Publisher: Tor Books; First Edition (February 28, 2012)

ISBN-10: 076532993X

ISBN-13: 978-0765329936

While Sergey and Marina Dyachenko have published 25 novels in their native Russia, The Scar is the first English translation of a book by this highly regarded husband and wife team. First published in 1997, newly translated by Elinor Huntington, the only regret any reader might have after completing The Scar is that the sequels are not yet ready for those of us limited to the English tongue.

The story focuses on one Lieutenant Egert Soil, a priviledged, arrogant swordsman accustomed to getting what he wants. He’s a more than able soldier, gifted with throwing knives, fencing, bedding lusty women, and bullying his fellows. Then, a young student comes to town accompanied by his fiancée whom Egert takes a fancy to. She rebuffs him, but unwilling to take no for an answer, Egert harasses the couple to the point where the innocent student has a short duel with Egert who cuts him down in the streets. A man only known as “The Wanderer” witnesses Egert’s brutality, challenges him to a duel, and bests him leaving a scar on Egert’s cheek. Egert soon learns that scar carries with it a curse of total cowardice he cannot conquer.   

From that point forward, Egert goes on a quest to understand his curse and what he must do to redeem himself. He finds himself in a different city where he is housed at a university headed by a Mage who is the father of the girl Egert had wanted. In addition, the city has a tower where a mysterious cult of devotees of “Lash” want Egert to spy on the Mage for them. He’s haunted by a trio of his ex-comrades who want to arrest him for desertion, the baleful looks from the girl he wronged, and his desire to find “The Wanderer.” In the process, Egert undergoes a journey of self-exploration that culminates in his one chance to reclaim his courage.

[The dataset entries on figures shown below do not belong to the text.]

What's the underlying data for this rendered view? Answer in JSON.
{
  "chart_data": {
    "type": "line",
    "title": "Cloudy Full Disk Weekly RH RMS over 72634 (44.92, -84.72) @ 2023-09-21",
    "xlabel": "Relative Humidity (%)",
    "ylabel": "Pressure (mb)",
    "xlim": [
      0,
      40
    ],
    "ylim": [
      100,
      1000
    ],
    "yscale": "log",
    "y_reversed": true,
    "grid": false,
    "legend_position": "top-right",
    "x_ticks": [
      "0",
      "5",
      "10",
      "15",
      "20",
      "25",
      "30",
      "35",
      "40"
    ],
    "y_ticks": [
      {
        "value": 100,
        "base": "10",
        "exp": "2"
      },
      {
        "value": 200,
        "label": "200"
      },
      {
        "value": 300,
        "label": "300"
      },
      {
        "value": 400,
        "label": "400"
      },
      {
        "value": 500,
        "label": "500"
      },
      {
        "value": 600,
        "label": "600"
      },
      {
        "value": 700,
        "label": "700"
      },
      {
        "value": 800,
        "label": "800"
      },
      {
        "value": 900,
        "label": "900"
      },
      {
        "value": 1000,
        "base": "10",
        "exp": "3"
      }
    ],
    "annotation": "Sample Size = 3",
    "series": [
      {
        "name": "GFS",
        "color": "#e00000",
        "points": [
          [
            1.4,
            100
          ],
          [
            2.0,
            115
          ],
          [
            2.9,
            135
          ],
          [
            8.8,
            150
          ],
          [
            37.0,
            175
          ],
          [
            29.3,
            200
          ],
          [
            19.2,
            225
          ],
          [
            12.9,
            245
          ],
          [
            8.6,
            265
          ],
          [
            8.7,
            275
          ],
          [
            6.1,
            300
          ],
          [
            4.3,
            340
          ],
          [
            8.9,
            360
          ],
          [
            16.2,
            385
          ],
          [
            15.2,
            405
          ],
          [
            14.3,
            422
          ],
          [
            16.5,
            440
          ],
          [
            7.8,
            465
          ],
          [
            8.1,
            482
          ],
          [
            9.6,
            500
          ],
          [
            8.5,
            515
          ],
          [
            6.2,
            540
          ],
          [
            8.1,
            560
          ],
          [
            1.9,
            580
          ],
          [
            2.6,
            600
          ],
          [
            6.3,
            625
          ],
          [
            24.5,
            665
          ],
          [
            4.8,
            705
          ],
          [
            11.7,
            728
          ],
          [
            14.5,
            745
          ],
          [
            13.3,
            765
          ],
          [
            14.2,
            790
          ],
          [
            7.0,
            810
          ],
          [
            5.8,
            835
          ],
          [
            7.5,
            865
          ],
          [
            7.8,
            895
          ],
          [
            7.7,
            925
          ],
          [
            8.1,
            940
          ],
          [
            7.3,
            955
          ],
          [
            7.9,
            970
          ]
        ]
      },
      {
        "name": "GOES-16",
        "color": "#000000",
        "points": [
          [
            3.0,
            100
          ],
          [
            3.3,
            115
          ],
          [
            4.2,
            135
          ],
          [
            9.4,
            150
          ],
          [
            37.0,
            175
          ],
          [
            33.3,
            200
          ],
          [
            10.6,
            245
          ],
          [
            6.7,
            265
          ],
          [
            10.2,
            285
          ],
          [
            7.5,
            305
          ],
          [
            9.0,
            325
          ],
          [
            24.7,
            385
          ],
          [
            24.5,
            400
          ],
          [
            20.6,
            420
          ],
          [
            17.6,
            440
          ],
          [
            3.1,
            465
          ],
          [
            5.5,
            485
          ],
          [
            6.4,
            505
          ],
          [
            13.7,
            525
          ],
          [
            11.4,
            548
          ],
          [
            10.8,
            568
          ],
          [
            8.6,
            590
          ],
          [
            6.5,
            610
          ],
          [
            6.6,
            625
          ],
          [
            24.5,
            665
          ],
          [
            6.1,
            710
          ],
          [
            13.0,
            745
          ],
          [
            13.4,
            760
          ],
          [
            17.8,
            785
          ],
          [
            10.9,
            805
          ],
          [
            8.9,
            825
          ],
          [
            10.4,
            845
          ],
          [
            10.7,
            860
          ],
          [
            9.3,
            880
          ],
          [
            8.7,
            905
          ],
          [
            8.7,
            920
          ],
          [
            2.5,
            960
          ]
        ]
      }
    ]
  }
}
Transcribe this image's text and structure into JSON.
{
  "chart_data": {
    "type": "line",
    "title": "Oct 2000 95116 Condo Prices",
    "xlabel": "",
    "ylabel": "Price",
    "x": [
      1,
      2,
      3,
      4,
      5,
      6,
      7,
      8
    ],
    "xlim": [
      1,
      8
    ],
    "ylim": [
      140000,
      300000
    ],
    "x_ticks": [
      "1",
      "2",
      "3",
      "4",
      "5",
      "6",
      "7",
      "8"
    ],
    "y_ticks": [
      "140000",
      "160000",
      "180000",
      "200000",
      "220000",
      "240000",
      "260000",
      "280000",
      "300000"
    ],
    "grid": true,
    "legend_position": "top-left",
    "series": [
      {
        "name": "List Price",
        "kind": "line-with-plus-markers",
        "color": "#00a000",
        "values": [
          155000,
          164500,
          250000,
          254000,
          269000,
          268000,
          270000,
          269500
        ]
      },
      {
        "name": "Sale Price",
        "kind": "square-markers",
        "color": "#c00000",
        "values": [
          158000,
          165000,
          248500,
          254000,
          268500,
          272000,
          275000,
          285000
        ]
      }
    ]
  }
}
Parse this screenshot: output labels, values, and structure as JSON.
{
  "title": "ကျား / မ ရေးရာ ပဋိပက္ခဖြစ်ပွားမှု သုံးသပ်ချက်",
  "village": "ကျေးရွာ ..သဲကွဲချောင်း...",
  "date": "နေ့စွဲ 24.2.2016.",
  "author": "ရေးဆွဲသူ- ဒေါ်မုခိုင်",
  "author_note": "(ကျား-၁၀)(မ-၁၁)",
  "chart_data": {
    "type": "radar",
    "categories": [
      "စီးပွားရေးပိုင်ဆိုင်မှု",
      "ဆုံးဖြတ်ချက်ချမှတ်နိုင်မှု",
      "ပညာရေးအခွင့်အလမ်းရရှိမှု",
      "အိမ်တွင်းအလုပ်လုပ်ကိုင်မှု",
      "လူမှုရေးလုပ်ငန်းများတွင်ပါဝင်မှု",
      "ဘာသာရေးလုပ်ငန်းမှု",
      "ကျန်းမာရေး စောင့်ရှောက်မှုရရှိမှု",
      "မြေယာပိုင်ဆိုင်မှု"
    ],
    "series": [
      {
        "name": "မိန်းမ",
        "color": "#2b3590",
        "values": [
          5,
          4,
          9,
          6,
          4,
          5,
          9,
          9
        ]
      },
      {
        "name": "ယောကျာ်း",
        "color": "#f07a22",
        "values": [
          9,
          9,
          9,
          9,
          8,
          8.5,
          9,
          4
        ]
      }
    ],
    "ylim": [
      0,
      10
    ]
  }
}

While loosely associated with the “sword and sorcery” genre, The Scar only marginally fits the conventions readers might expect from such novels. The magic is minimal, the swordcraft limited to very believable duels and tavern fights. The focus is on the principal characters. The looming perils are largely unexplained with hints of storylines to be fleshed out in sequels. The Scar is part a richly detailed parable, part a type of historical fiction set in, apparently, an alternate universe, and part a cornerstone for a series in which the mysteries introduced in The Scar can go, well, wherever the Dyachenkos imagine.

The Scar may not be the great Russian novel some of its publicity suggests, but it’s well worth the attention of any reader who likes well-drawn characters, vivid and unusual settings, a touch or two or three of mysticism, and continuing surprises up until the last page. For me, the follow-ups can’t be translated fast enough. I can think of English classes where The Scar would make for a readable text for enjoyable analysis and explication.